Existing organoid models fall short of fully capturing the complexity of cancer because they lack sufficient multicellular diversity, tissue-level organization, biological durability and experimental flexibility. Thus, many multifactorial cancer processes, especially those involving the tumor microenvironment, are difficult to study ex vivo. To overcome these limitations, we herein implemented tissue-engineering and microfabrication technologies to develop topobiologically complex, patient-specific cancer avatars. Focusing on colorectal cancer, we generated miniature tissues consisting of long-lived gut-shaped human colon epithelia (‘mini-colons’) that stably integrate cancer cells and their native tumor microenvironment in a format optimized for real-time, high-resolution evaluation of cellular dynamics. We demonstrate the potential of this system through several applications: a comprehensive evaluation of drug effectivity, toxicity and resistance in anticancer therapies; the discovery of a mechanism triggered by cancer-associated fibroblasts that drives cancer invasion; and the identification of immunomodulatory interactions among different components of the tumor microenvironment. Similar approaches should be feasible for diverse tumor types.

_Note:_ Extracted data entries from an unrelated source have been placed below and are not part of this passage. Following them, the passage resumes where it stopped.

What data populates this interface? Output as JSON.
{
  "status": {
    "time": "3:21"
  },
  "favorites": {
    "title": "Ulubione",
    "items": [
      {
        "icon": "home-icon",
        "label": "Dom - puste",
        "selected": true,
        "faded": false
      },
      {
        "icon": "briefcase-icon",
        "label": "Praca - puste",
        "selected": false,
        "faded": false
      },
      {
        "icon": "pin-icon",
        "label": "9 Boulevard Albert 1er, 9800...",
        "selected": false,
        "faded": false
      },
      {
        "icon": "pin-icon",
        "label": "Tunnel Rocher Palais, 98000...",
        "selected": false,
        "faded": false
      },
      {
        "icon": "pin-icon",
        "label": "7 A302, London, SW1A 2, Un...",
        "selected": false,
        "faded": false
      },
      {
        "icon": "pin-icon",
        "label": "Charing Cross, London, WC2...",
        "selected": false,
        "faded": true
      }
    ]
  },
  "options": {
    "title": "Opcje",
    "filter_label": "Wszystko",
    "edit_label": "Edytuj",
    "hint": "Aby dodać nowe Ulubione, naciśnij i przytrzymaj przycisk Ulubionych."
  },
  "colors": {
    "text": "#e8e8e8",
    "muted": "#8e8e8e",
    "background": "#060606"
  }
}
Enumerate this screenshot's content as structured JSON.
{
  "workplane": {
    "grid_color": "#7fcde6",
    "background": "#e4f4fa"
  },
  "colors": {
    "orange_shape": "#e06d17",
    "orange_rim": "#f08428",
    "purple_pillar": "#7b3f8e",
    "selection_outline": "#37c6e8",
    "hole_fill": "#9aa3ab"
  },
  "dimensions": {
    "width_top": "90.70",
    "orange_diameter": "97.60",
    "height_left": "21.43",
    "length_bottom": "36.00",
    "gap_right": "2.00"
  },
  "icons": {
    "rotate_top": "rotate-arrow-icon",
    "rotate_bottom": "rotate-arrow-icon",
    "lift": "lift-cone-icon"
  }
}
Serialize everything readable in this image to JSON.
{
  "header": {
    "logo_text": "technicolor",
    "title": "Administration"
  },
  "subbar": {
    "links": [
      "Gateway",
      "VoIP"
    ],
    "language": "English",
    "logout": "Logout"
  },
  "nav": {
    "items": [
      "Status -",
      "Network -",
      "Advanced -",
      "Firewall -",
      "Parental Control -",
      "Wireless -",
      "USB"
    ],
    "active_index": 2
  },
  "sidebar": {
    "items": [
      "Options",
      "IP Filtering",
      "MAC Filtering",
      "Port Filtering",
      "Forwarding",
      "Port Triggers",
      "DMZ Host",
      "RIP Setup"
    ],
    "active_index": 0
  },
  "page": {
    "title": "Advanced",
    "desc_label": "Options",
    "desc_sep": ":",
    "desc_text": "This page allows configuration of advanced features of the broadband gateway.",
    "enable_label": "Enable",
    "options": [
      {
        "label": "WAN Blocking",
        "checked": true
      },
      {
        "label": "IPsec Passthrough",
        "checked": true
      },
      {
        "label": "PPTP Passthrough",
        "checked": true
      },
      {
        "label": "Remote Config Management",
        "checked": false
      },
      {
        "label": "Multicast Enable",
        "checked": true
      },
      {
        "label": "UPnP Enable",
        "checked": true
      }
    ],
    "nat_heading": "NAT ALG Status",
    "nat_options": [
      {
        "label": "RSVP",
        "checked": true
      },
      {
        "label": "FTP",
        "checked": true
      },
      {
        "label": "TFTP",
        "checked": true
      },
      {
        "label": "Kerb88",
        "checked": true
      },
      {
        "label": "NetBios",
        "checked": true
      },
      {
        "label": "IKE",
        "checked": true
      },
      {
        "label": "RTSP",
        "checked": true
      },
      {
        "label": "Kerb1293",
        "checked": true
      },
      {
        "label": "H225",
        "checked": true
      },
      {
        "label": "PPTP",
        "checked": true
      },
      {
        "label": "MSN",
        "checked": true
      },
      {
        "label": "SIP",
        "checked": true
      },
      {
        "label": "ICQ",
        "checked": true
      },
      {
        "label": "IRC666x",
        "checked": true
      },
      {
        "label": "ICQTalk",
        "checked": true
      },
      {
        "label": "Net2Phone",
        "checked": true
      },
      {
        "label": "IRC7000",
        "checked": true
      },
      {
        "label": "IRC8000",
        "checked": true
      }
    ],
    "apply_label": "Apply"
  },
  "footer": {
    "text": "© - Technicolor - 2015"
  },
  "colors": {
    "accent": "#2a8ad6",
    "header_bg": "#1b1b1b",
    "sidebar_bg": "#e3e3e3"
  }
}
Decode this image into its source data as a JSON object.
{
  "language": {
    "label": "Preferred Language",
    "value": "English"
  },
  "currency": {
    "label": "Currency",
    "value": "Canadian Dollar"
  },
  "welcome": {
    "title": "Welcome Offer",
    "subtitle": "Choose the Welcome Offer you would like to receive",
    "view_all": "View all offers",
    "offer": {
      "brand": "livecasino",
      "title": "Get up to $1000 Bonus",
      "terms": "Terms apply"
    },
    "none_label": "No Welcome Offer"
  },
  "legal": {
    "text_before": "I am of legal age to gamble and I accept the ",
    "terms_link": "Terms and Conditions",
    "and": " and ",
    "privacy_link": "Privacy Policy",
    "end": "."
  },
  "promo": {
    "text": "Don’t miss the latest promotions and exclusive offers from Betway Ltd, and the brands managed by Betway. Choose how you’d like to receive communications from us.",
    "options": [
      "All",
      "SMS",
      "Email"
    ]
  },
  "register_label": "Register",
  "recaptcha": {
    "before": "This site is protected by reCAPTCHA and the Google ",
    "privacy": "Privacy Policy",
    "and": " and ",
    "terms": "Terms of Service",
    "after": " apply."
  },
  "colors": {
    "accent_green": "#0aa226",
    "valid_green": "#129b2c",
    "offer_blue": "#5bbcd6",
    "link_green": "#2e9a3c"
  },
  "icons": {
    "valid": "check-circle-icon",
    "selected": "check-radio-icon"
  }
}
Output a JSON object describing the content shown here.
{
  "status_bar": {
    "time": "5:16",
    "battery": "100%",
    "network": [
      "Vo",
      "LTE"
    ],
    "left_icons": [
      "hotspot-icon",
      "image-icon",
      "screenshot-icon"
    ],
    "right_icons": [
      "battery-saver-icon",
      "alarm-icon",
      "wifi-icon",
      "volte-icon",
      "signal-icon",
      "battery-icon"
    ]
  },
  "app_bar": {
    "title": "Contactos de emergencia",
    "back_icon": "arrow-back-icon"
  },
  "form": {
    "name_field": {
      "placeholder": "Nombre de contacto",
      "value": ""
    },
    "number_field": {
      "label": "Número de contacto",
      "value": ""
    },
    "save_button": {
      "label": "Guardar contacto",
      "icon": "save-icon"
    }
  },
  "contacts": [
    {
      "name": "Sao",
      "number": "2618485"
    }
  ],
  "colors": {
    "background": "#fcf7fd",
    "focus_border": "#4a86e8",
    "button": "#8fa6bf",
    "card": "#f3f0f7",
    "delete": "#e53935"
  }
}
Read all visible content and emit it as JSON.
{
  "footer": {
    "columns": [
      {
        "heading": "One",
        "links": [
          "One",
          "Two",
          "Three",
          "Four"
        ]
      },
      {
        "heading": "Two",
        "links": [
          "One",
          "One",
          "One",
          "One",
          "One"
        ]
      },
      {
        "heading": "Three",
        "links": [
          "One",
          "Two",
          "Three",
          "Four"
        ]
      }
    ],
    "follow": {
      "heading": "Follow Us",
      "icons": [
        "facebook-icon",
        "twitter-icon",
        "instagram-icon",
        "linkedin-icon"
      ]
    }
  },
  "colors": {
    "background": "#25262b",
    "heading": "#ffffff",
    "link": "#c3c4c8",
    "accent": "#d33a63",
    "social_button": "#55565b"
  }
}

现有的类器官模型无法完全捕捉癌症的复杂性，因为它们缺乏足够的多细胞多样性、组织水平组织、生物耐久性和实验灵活性。因此，许多多因素癌症过程，特别是那些涉及肿瘤微环境的癌症过程，很难离体研究。为了克服这些限制，我们在此实施了组织工程和微加工技术来开发拓扑生物学复杂的、患者特异性的癌症化身。专注于结直肠癌，我们生成了由长寿的肠状人类结肠上皮（“迷你结肠”）组成的微型组织，这些组织以针对实时、高分辨率评估而优化的格式稳定地整合癌细胞及其天然肿瘤微环境细胞动力学。我们通过多种应用展示了该系统的潜力：抗癌治疗中药物有效性、毒性和耐药性的综合评估；发现由癌症相关成纤维细胞触发的驱动癌症侵袭的机制；以及肿瘤微环境不同成分之间免疫调节相互作用的鉴定。类似的方法对于不同的肿瘤类型应该是可行的。